There was no boundary scan implemented here, just that one LED control bit. Probably put there just to troll people like me who really wanted it to be JTAG.
The Last Straw
So, we were left with a search through roughly 384 offsets in frameB through a short (and known) list of password-pairs combined with only a couple variations of AES and bit orders. Which we searched through. Again. Still nothing.
On April 9th (2018) we contacted Alex again and kept working on side-channel analysis to try to figure out the actual AES key and offset.

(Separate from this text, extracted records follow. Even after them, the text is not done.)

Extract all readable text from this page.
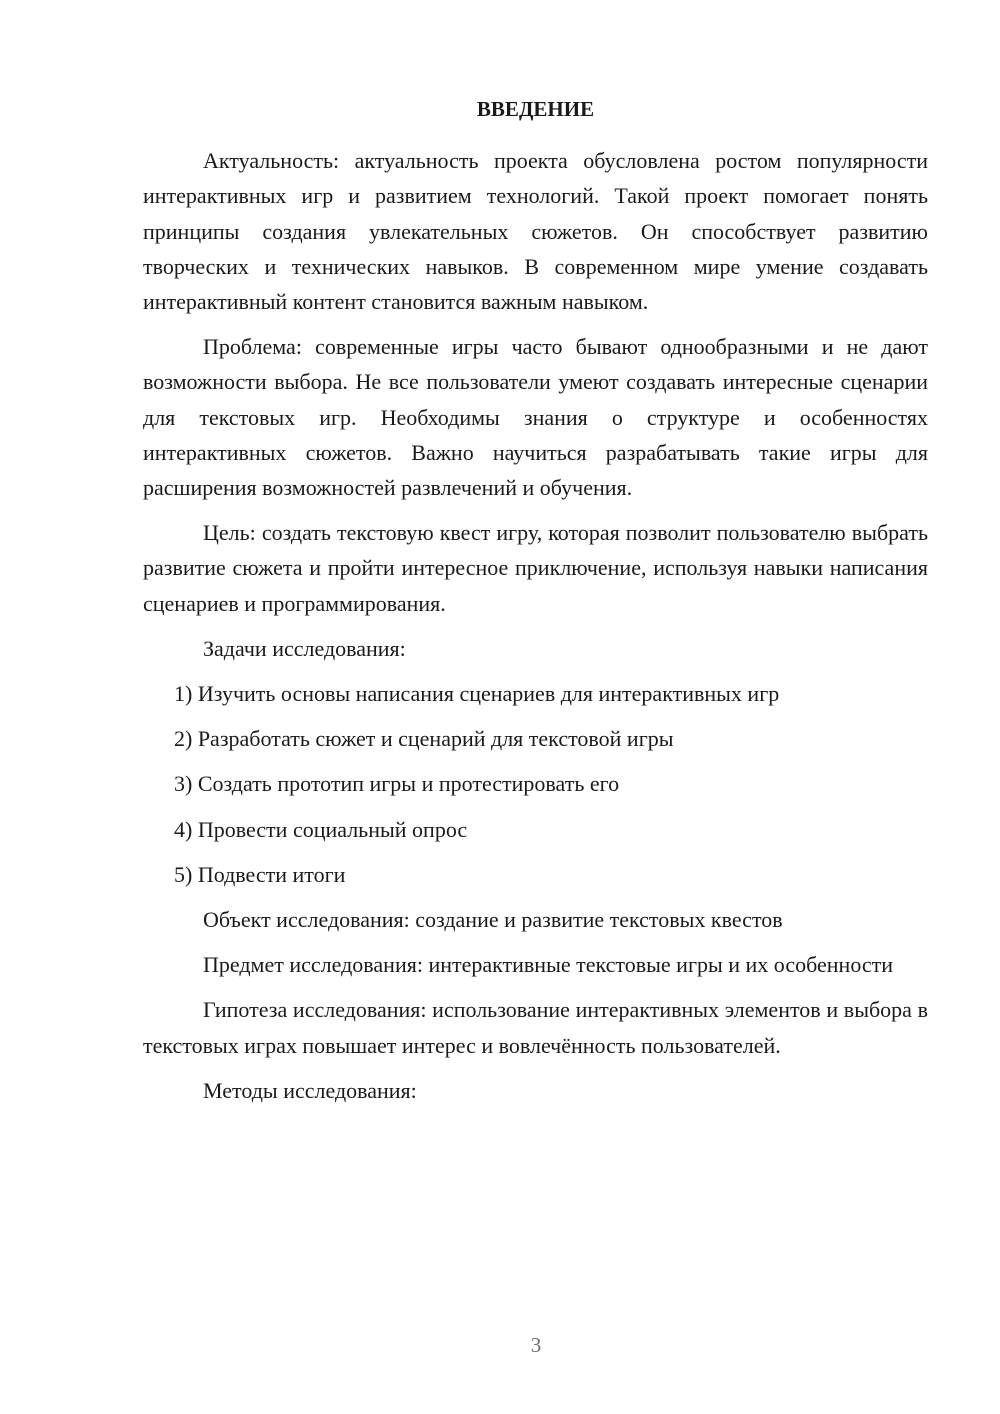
ВВЕДЕНИЕ

Актуальность: актуальность проекта обусловлена ростом популярности интерактивных игр и развитием технологий. Такой проект помогает понять принципы создания увлекательных сюжетов. Он способствует развитию творческих и технических навыков. В современном мире умение создавать интерактивный контент становится важным навыком.

Проблема: современные игры часто бывают однообразными и не дают возможности выбора. Не все пользователи умеют создавать интересные сценарии для текстовых игр. Необходимы знания о структуре и особенностях интерактивных сюжетов. Важно научиться разрабатывать такие игры для расширения возможностей развлечений и обучения.

Цель: создать текстовую квест игру, которая позволит пользователю выбрать развитие сюжета и пройти интересное приключение, используя навыки написания сценариев и программирования.

Задачи исследования:

1) Изучить основы написания сценариев для интерактивных игр
2) Разработать сюжет и сценарий для текстовой игры
3) Создать прототип игры и протестировать его
4) Провести социальный опрос
5) Подвести итоги

Объект исследования: создание и развитие текстовых квестов

Предмет исследования: интерактивные текстовые игры и их особенности

Гипотеза исследования: использование интерактивных элементов и выбора в текстовых играх повышает интерес и вовлечённость пользователей.

Методы исследования:

3
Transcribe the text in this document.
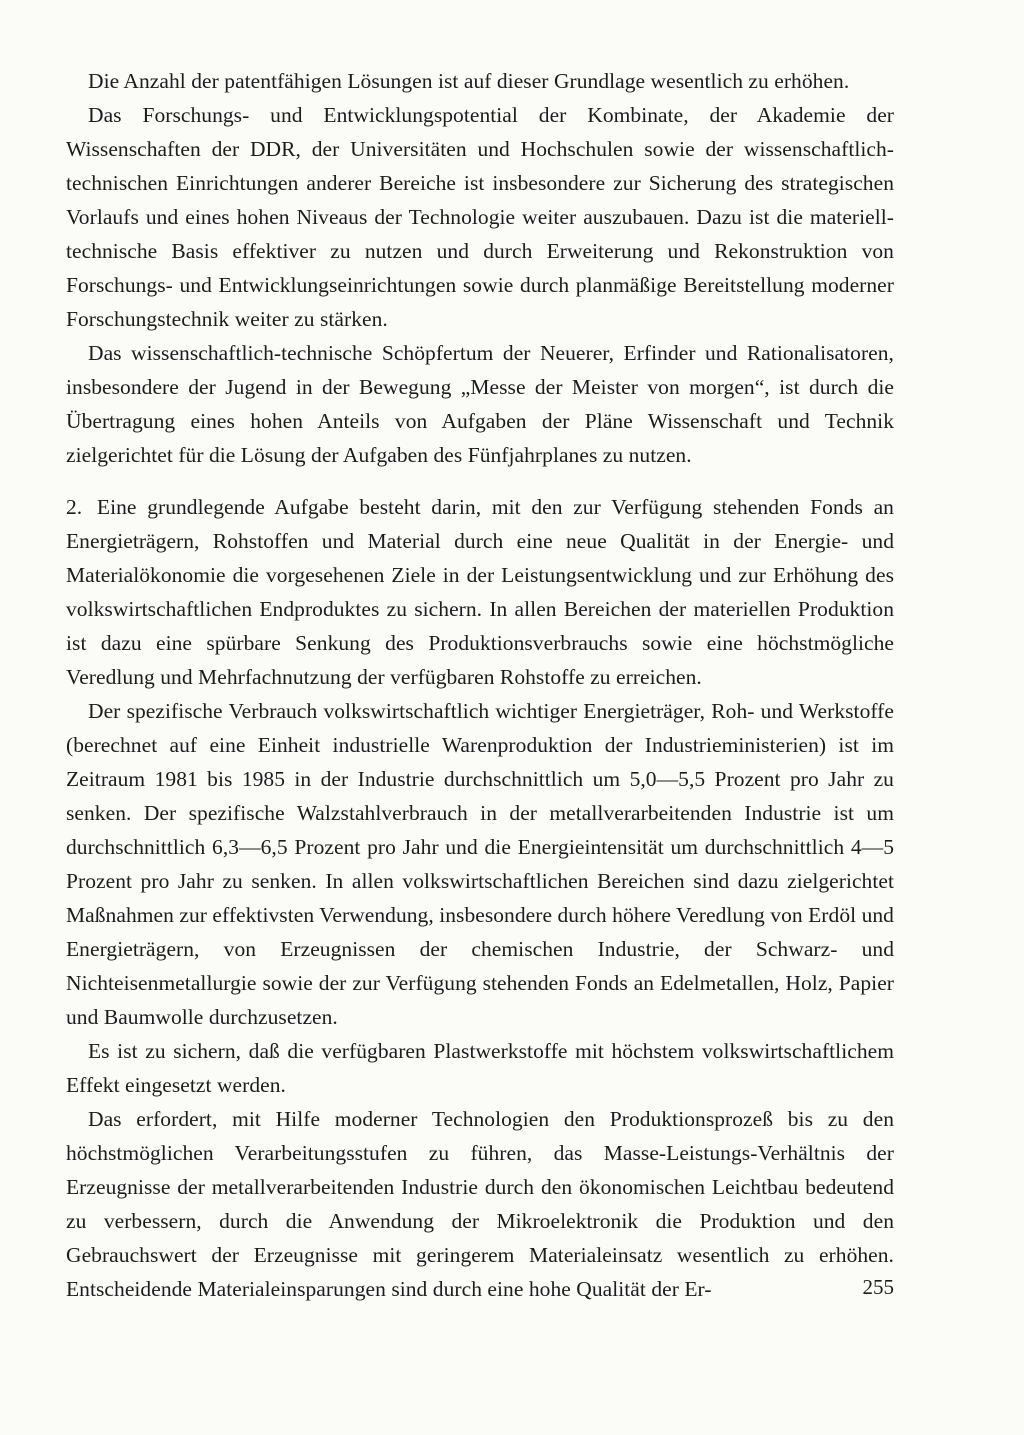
Die Anzahl der patentfähigen Lösungen ist auf dieser Grundlage wesentlich zu erhöhen.

Das Forschungs- und Entwicklungspotential der Kombinate, der Akademie der Wissenschaften der DDR, der Universitäten und Hochschulen sowie der wissenschaftlich-technischen Einrichtungen anderer Bereiche ist insbesondere zur Sicherung des strategischen Vorlaufs und eines hohen Niveaus der Technologie weiter auszubauen. Dazu ist die materiell-technische Basis effektiver zu nutzen und durch Erweiterung und Rekonstruktion von Forschungs- und Entwicklungseinrichtungen sowie durch planmäßige Bereitstellung moderner Forschungstechnik weiter zu stärken.

Das wissenschaftlich-technische Schöpfertum der Neuerer, Erfinder und Rationalisatoren, insbesondere der Jugend in der Bewegung „Messe der Meister von morgen“, ist durch die Übertragung eines hohen Anteils von Aufgaben der Pläne Wissenschaft und Technik zielgerichtet für die Lösung der Aufgaben des Fünfjahrplanes zu nutzen.

2. Eine grundlegende Aufgabe besteht darin, mit den zur Verfügung stehenden Fonds an Energieträgern, Rohstoffen und Material durch eine neue Qualität in der Energie- und Materialökonomie die vorgesehenen Ziele in der Leistungsentwicklung und zur Erhöhung des volkswirtschaftlichen Endproduktes zu sichern. In allen Bereichen der materiellen Produktion ist dazu eine spürbare Senkung des Produktionsverbrauchs sowie eine höchstmögliche Veredlung und Mehrfachnutzung der verfügbaren Rohstoffe zu erreichen.

Der spezifische Verbrauch volkswirtschaftlich wichtiger Energieträger, Roh- und Werkstoffe (berechnet auf eine Einheit industrielle Warenproduktion der Industrieministerien) ist im Zeitraum 1981 bis 1985 in der Industrie durchschnittlich um 5,0—5,5 Prozent pro Jahr zu senken. Der spezifische Walzstahlverbrauch in der metallverarbeitenden Industrie ist um durchschnittlich 6,3—6,5 Prozent pro Jahr und die Energieintensität um durchschnittlich 4—5 Prozent pro Jahr zu senken. In allen volkswirtschaftlichen Bereichen sind dazu zielgerichtet Maßnahmen zur effektivsten Verwendung, insbesondere durch höhere Veredlung von Erdöl und Energieträgern, von Erzeugnissen der chemischen Industrie, der Schwarz- und Nichteisenmetallurgie sowie der zur Verfügung stehenden Fonds an Edelmetallen, Holz, Papier und Baumwolle durchzusetzen.

Es ist zu sichern, daß die verfügbaren Plastwerkstoffe mit höchstem volkswirtschaftlichem Effekt eingesetzt werden.

Das erfordert, mit Hilfe moderner Technologien den Produktionsprozeß bis zu den höchstmöglichen Verarbeitungsstufen zu führen, das Masse-Leistungs-Verhältnis der Erzeugnisse der metallverarbeitenden Industrie durch den ökonomischen Leichtbau bedeutend zu verbessern, durch die Anwendung der Mikroelektronik die Produktion und den Gebrauchswert der Erzeugnisse mit geringerem Materialeinsatz wesentlich zu erhöhen. Entscheidende Materialeinsparungen sind durch eine hohe Qualität der Er-	255
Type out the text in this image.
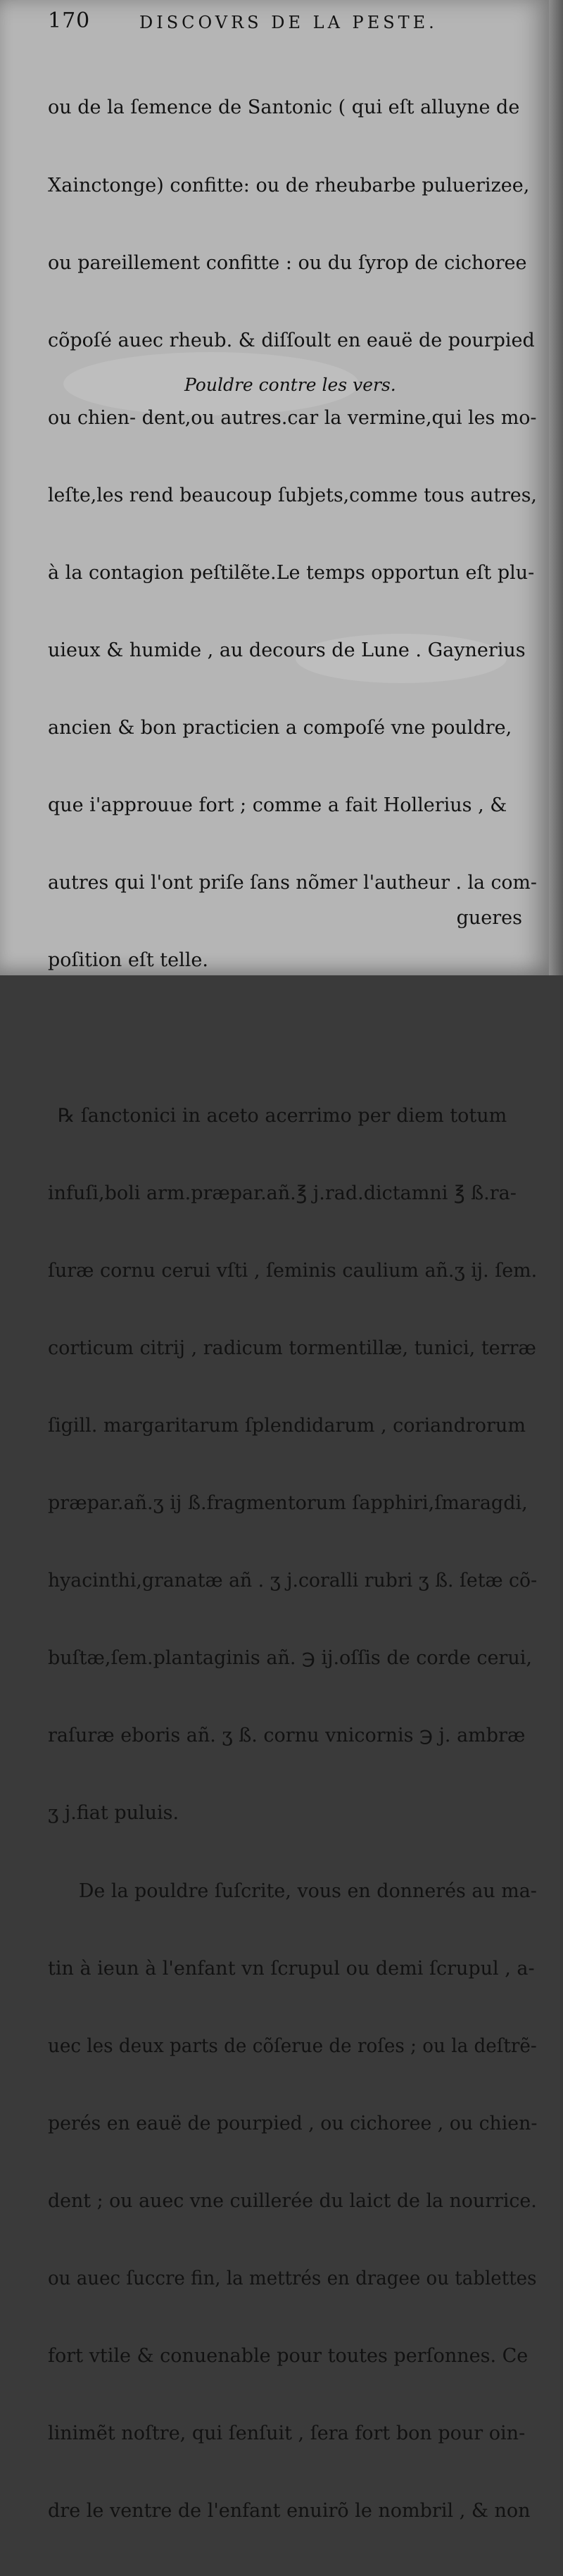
170	DISCOVRS DE LA PESTE.

ou de la ſemence de Santonic ( qui eſt alluyne de

Xainctonge) confitte: ou de rheubarbe puluerizee,

ou pareillement confitte : ou du ſyrop de cichoree

cõpoſé auec rheub. & diſſoult en eauë de pourpied

ou chien- dent,ou autres.car la vermine,qui les mo-

leſte,les rend beaucoup ſubjets,comme tous autres,

à la contagion peſtilẽte.Le temps opportun eſt plu-

uieux & humide , au decours de Lune . Gaynerius

ancien & bon practicien a compoſé vne pouldre,

que i'approuue fort ; comme a fait Hollerius , &

autres qui l'ont priſe ſans nõmer l'autheur . la com-

poſition eſt telle.

℞ ſanctonici in aceto acerrimo per diem totum

infuſi,boli arm.præpar.añ.℥ j.rad.dictamni ℥ ß.ra-

ſuræ cornu cerui vſti , ſeminis caulium añ.ʒ ij. ſem.

corticum citrij , radicum tormentillæ, tunici, terræ

ſigill. margaritarum ſplendidarum , coriandrorum

præpar.añ.ʒ ij ß.fragmentorum ſapphiri,ſmaragdi,

hyacinthi,granatæ añ . ʒ j.coralli rubri ʒ ß. ſetæ cõ-

buſtæ,ſem.plantaginis añ. ℈ ij.oſſis de corde cerui,

raſuræ eboris añ. ʒ ß. cornu vnicornis ℈ j. ambræ

ʒ j.fiat puluis.

De la pouldre ſuſcrite, vous en donnerés au ma-

tin à ieun à l'enfant vn ſcrupul ou demi ſcrupul , a-

uec les deux parts de cõſerue de roſes ; ou la deſtrẽ-

perés en eauë de pourpied , ou cichoree , ou chien-

dent ; ou auec vne cuillerée du laict de la nourrice.

ou auec ſuccre fin, la mettrés en dragee ou tablettes

fort vtile & conuenable pour toutes perſonnes. Ce

linimẽt noſtre, qui ſenſuit , ſera fort bon pour oin-

dre le ventre de l'enfant enuirõ le nombril , & non

Pouldre contre les vers.
gueres
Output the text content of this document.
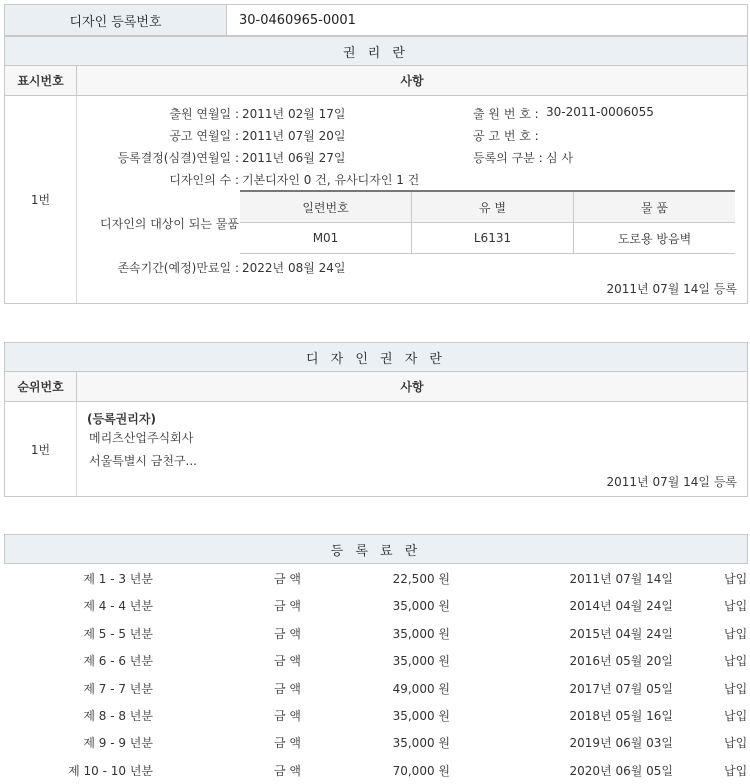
디자인 등록번호	30-0460965-0001
권 리 란
표시번호	사항
1번
출원 연월일 : 2011년 02월 17일	출 원 번 호 : 30-2011-0006055
공고 연월일 : 2011년 07월 20일	공 고 번 호 :
등록결정(심결)연월일 : 2011년 06월 27일	등록의 구분 : 심 사
디자인의 수 : 기본디자인 0 건, 유사디자인 1 건
디자인의 대상이 되는 물품
일련번호	유 별	물 품
M01	L6131	도로용 방음벽
존속기간(예정)만료일 : 2022년 08월 24일
2011년 07월 14일 등록
디 자 인 권 자 란
순위번호	사항
1번
(등록권리자)
메리츠산업주식회사
서울특별시 금천구...
2011년 07월 14일 등록
등 록 료 란
제 1 - 3 년분	금 액	22,500 원	2011년 07월 14일	납입
제 4 - 4 년분	금 액	35,000 원	2014년 04월 24일	납입
제 5 - 5 년분	금 액	35,000 원	2015년 04월 24일	납입
제 6 - 6 년분	금 액	35,000 원	2016년 05월 20일	납입
제 7 - 7 년분	금 액	49,000 원	2017년 07월 05일	납입
제 8 - 8 년분	금 액	35,000 원	2018년 05월 16일	납입
제 9 - 9 년분	금 액	35,000 원	2019년 06월 03일	납입
제 10 - 10 년분	금 액	70,000 원	2020년 06월 05일	납입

Hi Alex, I'm sorry to report that we haven't been able to convert all your help into something useful . Lots of the known space searched, but no flags. We think that either 1) we need to do something special in packing the response to avoid the stuck bits (the ones that read-back zero after a latch) or 2) there is a password-preparation routine that needs to be applied to the concatenation of the two words from the list before using it as an AES key. We think we can figure out 2 by SCA on the target during the operations is performs when the challenge bit is set -- so far we're just getting slowed down by our tooling setup requiring the CW instead of the picoscope for this challenge. I hope to remove that restriction today and get a better look at AES during latch of the challenge bit.
The Solution
Sorry, reader. I honestly don't know :)
It turns out that the challenge binaries which were made available for download were different than the binaries that they tested for the challenge. This is somewhat understandable though -- recall that the challenges are individually encrypted for each board. SO... the testing we were doing against our RHME3 board was different than the verification that poor Alex was doing on his end. He eventually got back to us on April 13th with the good/bad news:
In the end we were given the solve and gold (retroactively even) for all the efforts. I never went back to re-run the search against the challenge. We were still in the competition and had a shot, so we moved right-away into fault-injection. So I don't actually know what the solution is. One thing is for sure; the correct algorithm, bit-order, password-prep, bit offset and password-pair combination is somewhere in the massive search code we put together.
There were a lot of ups, downs and frustrations. Despite all that, I still enjoyed the challenge and I think Riscure handled the situation as best they could. Special thanks to Alex Geana at Riscure for that. Maybe someday I will go back and re-run my search code on the patched binary... (probably not).